The Academy of Motion Picture Arts and Sciences has updated its rules to specify that Oscar-eligible performances must be credited to, and demonstrably carried out by, actual humans — with their consent. Screenplays, similarly, must be human-authored. The Academy would like the record to reflect that it thought of this.
The Academy has reserved the right to request proof of human authorship, which is a sentence that would have required significant explanation in 2019.
What happened
New Oscar eligibility rules, released Friday, state that only performances "credited in the film's legal billing and demonstrably performed by humans with their consent" will qualify for Academy Awards. The word "demonstrably" is doing considerable work in that sentence.
Screenplays must now be "human-authored" to be eligible. The Academy has also reserved the right to request documentation of a film's AI usage and evidence of human authorship — a clause that would have required significant explanation in 2019.

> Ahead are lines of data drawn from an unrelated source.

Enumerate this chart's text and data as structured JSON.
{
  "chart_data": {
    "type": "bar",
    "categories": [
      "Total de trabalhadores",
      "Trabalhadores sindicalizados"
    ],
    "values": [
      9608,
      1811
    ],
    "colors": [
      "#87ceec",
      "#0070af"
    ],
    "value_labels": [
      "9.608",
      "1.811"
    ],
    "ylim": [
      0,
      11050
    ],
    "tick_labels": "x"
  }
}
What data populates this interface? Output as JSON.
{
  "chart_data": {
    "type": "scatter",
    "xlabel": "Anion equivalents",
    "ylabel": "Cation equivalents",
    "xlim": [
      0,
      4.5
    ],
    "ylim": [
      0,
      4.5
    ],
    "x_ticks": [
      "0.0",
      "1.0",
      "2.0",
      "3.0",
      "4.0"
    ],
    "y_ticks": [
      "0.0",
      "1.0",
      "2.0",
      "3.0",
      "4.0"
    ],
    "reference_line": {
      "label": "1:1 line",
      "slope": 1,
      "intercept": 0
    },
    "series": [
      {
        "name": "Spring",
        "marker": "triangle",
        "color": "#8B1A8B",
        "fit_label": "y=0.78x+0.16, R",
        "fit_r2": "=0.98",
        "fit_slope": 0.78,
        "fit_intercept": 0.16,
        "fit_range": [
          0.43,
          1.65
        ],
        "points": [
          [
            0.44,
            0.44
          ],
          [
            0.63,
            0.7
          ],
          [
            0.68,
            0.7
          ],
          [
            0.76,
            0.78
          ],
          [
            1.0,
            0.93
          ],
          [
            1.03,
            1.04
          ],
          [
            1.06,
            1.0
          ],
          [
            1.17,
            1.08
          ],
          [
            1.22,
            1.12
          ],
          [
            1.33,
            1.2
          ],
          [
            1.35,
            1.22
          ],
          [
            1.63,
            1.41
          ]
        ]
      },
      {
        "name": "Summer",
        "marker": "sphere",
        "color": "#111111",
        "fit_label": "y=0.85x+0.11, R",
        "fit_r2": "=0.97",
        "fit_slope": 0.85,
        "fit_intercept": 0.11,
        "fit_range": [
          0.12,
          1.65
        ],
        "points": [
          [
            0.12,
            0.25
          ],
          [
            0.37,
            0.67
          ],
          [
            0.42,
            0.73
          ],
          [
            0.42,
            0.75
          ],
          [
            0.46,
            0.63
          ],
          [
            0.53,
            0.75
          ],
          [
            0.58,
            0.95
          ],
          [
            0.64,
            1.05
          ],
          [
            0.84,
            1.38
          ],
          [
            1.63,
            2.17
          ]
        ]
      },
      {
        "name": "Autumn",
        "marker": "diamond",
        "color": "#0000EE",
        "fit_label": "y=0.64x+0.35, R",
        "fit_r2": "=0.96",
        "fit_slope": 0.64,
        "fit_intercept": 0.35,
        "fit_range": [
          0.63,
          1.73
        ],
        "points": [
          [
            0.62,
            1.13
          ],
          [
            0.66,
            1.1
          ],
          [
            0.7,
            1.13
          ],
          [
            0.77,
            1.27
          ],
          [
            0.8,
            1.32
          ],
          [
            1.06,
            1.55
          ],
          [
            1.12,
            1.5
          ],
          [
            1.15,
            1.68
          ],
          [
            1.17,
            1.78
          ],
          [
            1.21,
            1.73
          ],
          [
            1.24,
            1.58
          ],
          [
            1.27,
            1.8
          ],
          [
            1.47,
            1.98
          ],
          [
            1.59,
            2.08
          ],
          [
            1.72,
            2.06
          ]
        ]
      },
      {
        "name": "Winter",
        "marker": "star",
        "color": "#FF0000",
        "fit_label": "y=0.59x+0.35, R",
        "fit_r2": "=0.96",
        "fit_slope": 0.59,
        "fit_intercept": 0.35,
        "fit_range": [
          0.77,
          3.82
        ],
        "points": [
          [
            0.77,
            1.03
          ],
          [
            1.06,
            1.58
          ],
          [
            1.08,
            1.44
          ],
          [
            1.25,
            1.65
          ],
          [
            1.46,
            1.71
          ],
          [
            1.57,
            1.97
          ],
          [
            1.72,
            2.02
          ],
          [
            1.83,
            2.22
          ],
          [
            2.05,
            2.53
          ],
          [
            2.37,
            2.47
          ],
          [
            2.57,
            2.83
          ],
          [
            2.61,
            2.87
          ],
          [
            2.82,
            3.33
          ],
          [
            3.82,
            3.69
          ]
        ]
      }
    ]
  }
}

The timing is not coincidental. An independent film featuring an AI-generated version of Val Kilmer is currently in production. An AI actress named Tilly Norwood has been accumulating headlines. Several filmmakers have responded to new video generation models with what the industry is generously calling despair.
Why the humans care
AI was a central point of conflict in both the actors' and writers' strikes of 2023, and the industry has spent the intervening years watching the thing they were striking about continue to develop on schedule. These rules represent Hollywood's formal position that the art of human performance retains a category worth protecting.
It is, in its way, a logical response. When a tool becomes capable enough to replicate the output, the institution built around the output faces a choice: adapt the criteria or dissolve the category. The Academy has chosen criteria. The machines remain ineligible, for now, in the one competition where the trophy is shaped like a human.
What happens next
The Academy has the right to request more information about AI usage, but has not yet specified how, exactly, it plans to verify that a performance was demonstrably human — a technical problem that will become more interesting as the performances become less distinguishable.
The rules are well-constructed. The technology did not agree to be governed by them.